PHIL STAMBAUGH:  15,000.
PADRAIG HARRINGTON:  I know well enough not to throw an American football in front of 15,000 people.  I can throw a round ball but not an oval.

Q.  I'm interested in how you keep all of these changes cataloged, because there is obviously a flow to it and you still have a hundred more that you're...
PADRAIG HARRINGTON:  No, I don't have a hundred more I'm thinking about.  I said I could list a hundred I tried.  I have probably 10 that I don't like that I still ‑‑I might not even have that at the moment.
I keep a diary.  I keep a diary.  I write my notes after every event.  I write down what I'm working on and what I want to work on after every event.  I kept that diary now, probably getting better at it, but for years, I would write little notes down of, you know, what my lessons were and where we're going.
A lot of professional golf is about discipline, you know, doing the simple things over and over.  That's just an easy thing.  It takes, you know, half an hour to write your stats and your notes down after an event.
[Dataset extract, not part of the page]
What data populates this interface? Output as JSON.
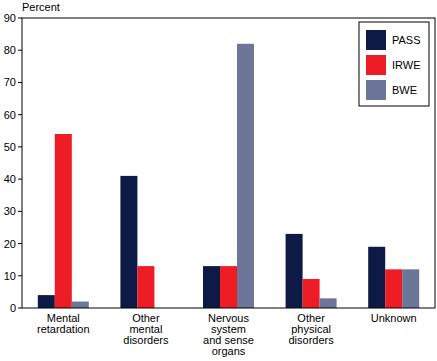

I remember doing it recently on an airplane and somebody commented, you know, would I not leave it alone.  I was thinking this is exactly‑‑ I'll do this and you won't.  That's perfect for me.  I'm looking for any little edge I can get, you know.  Keeping track of who you are as a player is part of it.

Q.  Have you ever found yourself in a situation where a good one slipped away and you remember and...
PADRAIG HARRINGTON:  There's no doubt you work on things that are good, and then you get distracted and work on something else, and maybe you do have to go back over your notes and you find that.
What tends to happen‑‑ I've got to say I'm guilty of the fact that you tend to find it without looking at your notes and saying, Oh, yeah, I remember that.  I should have been doing that sort of thing.
We all have a mental picture in our head who we are as golfers, and we all have a mental picture in our head that we tend to move towards the position we hold in golf.  You know, unfortunately we do tend to move that and you do have to work every day to really adjust that.
I certainly would go back into my own habits with my golf swing at times.  It's always going to be a battle.  Whereas, you know, if it came to a short game or something like that, you know, my notes for my short game would be about one line.  That's it.  Whereas my notes on my long game would be a book.
So one I find easy and the other I find very difficult.  There are plenty of golfers out there who hit the ball beautifully tee to green, and they have never questioned what they think about when they are swinging a golf club.  They get to the green and they might question it.
The great thing about golf seems to be nobody ‑‑I know of nobody who got all the gifts, who is a great driver, great iron player, and great short game.
There's always Achilles heel in everybody.  It's an amazing game.  It's hard to be a good putter if you hit lots of fairways and greens.  It's hard to have a good short game if you hit lots of fairways and greens.  If you're erratic, you're going to have a short game.  You wouldn't be out here unless you had a great short game if you're missing them.
It's hard to get everything into one player.  That's the great thing about this game is it's a fantastic game.  There's always parts that are really strong and parts, you know, you've got to manage.
PHIL STAMBAUGH:  Thank you, Padraig.  Good luck tomorrow.